Greig Fraser’s first conversation with Matt Reeves about the Caped Crusader came before the director ever signed on to the film. While in post-production for his Planet of the Apesfilms, Reeves talked to the cinematographer about what this new era of Batman would look like. 

Eventually, the “timing worked out” according to Fraser. As Batman (Robert Pattinson) pummels Gotham’s criminals to a pulp in a neverending downpour, the audience revels in the superhero we’ve all been craving—one with moral ambiguity. 

Fraser’s quest to deliver justice in a “murky” way was always the intention. In a conversation with Variety, Fraser explained how he worked with his team to achieve the stunning camera work done during the complex production under the strict COVID-19 protocols, saying, “We worked our butts off. I’m proud of my crew. We worked through a very tricky time in history. They’re just incredible.” 

When it came to light the darkness of The Batman’s world, Fraser wanted to emphasize the Dark Knight’s glory by finding the right balance between darkness and lightness. The challenge was finding the perfect balance to show off the well-crafted suit created by costume designer Glyn Dillon while playing into the idea of Batman being a “shadow” in the night. You can see this at play during the first few minutes of the film as criminals are afraid to go into the shadows when they see the Bat signal because they do not know if Batman is there or not.  

Fraser states that his ability to create compelling visual storytelling like this was a response to Reeves' ability to write a great story.

“I love his writing because I can read it really easily, in the sense that it kind of reads like a storybook,” Fraser said. “You can feel when the [camera] pushes in and the high angles are [in Reeves’ script]. It was quite well-conceived in the script from a dramatic perspective, but we really needed to make sure that there were dense black shadows… And that was the point we wanted to make: [Batman is] lurking in those shadows.” 

The key to creating a concise visual language was also the simplicity of each shot.

“I’d sit there and I’d flick through the frames half-a-second each, maybe less. But if I could tell what was going on, then I feel like we succeeded in our quest for simplicity of the frame. So I’ve watched this movie a number of times now flicking through on my iPad. It probably takes about five minutes to complete the whole film.” 

The_batman_cinematographyCinematographer Greig Fraser breaks down cinematography of 'The Batman'Credit: Warner Bros. Pictures

Fraser says his desire for simplicity comes from a common problem most of us all have: a short attention span. But a short attention span does not mean that the cinematography has to be flashy.
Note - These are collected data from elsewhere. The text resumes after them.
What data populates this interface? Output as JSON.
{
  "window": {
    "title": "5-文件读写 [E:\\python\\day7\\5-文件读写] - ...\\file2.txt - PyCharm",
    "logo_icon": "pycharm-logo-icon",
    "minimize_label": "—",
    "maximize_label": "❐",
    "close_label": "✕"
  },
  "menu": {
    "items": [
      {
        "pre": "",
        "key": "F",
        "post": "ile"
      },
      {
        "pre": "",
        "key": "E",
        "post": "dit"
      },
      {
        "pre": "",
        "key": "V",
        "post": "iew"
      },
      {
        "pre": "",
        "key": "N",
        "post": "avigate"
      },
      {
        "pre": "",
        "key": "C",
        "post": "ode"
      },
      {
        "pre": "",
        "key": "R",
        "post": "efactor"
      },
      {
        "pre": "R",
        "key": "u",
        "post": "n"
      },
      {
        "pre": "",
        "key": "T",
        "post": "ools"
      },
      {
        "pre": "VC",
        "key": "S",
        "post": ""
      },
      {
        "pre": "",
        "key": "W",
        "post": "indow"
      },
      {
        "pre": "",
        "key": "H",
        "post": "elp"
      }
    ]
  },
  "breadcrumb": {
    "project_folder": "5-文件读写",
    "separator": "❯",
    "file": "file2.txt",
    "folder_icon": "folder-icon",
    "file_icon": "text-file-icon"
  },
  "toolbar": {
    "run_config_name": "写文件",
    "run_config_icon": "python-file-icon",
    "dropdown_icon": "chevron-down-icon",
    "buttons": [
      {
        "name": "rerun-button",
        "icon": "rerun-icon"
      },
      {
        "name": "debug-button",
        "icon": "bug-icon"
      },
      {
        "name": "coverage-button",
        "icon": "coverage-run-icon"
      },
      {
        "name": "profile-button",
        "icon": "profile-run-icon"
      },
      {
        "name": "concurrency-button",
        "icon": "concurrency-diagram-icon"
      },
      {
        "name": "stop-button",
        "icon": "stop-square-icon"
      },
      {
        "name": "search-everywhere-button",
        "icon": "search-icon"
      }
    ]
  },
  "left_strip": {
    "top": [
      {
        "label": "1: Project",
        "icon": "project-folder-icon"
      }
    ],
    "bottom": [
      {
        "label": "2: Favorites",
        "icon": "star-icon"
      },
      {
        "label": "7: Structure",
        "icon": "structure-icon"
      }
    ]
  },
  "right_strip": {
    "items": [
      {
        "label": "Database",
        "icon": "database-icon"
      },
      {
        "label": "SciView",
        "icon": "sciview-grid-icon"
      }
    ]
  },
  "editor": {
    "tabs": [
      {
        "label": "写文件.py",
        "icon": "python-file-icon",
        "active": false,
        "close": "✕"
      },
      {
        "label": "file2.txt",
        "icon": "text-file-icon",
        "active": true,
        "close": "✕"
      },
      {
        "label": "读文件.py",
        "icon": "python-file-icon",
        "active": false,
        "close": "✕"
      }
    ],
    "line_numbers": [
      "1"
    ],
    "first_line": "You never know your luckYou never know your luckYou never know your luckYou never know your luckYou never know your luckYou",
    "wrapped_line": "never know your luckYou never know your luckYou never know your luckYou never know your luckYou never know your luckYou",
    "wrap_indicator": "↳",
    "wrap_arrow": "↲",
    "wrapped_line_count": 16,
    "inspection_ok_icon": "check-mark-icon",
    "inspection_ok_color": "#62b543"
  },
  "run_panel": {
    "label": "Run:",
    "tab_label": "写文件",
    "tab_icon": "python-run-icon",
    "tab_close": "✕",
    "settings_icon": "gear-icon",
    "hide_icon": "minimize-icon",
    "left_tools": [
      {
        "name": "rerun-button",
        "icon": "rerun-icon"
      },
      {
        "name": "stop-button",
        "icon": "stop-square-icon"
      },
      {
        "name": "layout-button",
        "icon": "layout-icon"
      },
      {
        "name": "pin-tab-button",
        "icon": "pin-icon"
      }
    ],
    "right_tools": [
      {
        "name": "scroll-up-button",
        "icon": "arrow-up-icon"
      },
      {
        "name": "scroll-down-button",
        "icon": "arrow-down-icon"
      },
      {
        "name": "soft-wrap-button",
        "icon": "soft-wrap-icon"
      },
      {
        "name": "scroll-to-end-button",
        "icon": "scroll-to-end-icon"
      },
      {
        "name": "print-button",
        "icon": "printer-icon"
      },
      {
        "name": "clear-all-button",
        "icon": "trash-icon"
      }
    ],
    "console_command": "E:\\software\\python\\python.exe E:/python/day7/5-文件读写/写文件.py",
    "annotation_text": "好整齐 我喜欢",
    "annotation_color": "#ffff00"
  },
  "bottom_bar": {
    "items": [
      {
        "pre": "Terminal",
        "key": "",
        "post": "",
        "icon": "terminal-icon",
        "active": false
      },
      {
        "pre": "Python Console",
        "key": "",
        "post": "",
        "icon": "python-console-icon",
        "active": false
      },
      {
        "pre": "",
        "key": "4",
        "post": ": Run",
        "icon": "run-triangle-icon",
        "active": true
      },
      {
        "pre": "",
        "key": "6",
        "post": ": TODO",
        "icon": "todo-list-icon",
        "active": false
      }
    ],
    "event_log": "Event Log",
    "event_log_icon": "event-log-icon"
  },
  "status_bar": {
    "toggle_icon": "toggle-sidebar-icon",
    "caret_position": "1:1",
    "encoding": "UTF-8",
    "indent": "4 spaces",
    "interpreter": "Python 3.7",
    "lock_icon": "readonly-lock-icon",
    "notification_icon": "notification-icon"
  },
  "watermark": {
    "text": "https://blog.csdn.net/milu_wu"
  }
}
Instead, Fraser believes that he is “the conscious version of an audience member’s subconscious.” 

“I believe, and this is if you want the Gospel according to Greig, when an image comes up on the screen, it takes you half a second, subconsciously, to work out where you are, what you are, who it is, and what you’re doing,” Fraser said. “I feel like you need to simplify the image so that when it flashes on the screen, you read it as fast as possible. And that doesn’t necessarily mean no production design or no feeling or no mood. It just means you’ve got to have focus and simplicity to the image.” 

The overarching goal was to try and capture a scene with as few shots as possible. The camera's movement is limited, moving only when it has to so the audience can focus on what is happening in the scene. The idea of locking the camera off and limiting its movement came to Fraser after watching Ratcatcher, which “is a series of stunning stills, but they move the camera really delicately and only when they have to. When the camera moved, it took my breath away because they chose the right time to move the camera."

The_bat_and_the_catRobert Pattinson as Batman and Zoë Kravitz as Catwoman in 'The Batman'Credit: Warner Bros. Pictures

The visual language of the film expands further through Fraser’s use of urban lighting that feels “very sodium vapory [and] very fluorescent.”

While Batman is often drenched with reds and various shades of black, Catwoman (Zoë Kravitz) had certain key scans that bounced off her skin, making her more memorable to see on screen. The dichotomy of blue and red brings to life the complex nature of Cat's and Bat's relationship that can’t help but draw the hero and burglar together. 

The Batman is gorgeous to watch. Filled with moments of simplicity, the focus is on the story rather than the spectacle, making this superhero film a breath of fresh air. While there is no news about a sequel, we can't wait to see Fraser’s work again and again on the silver screen.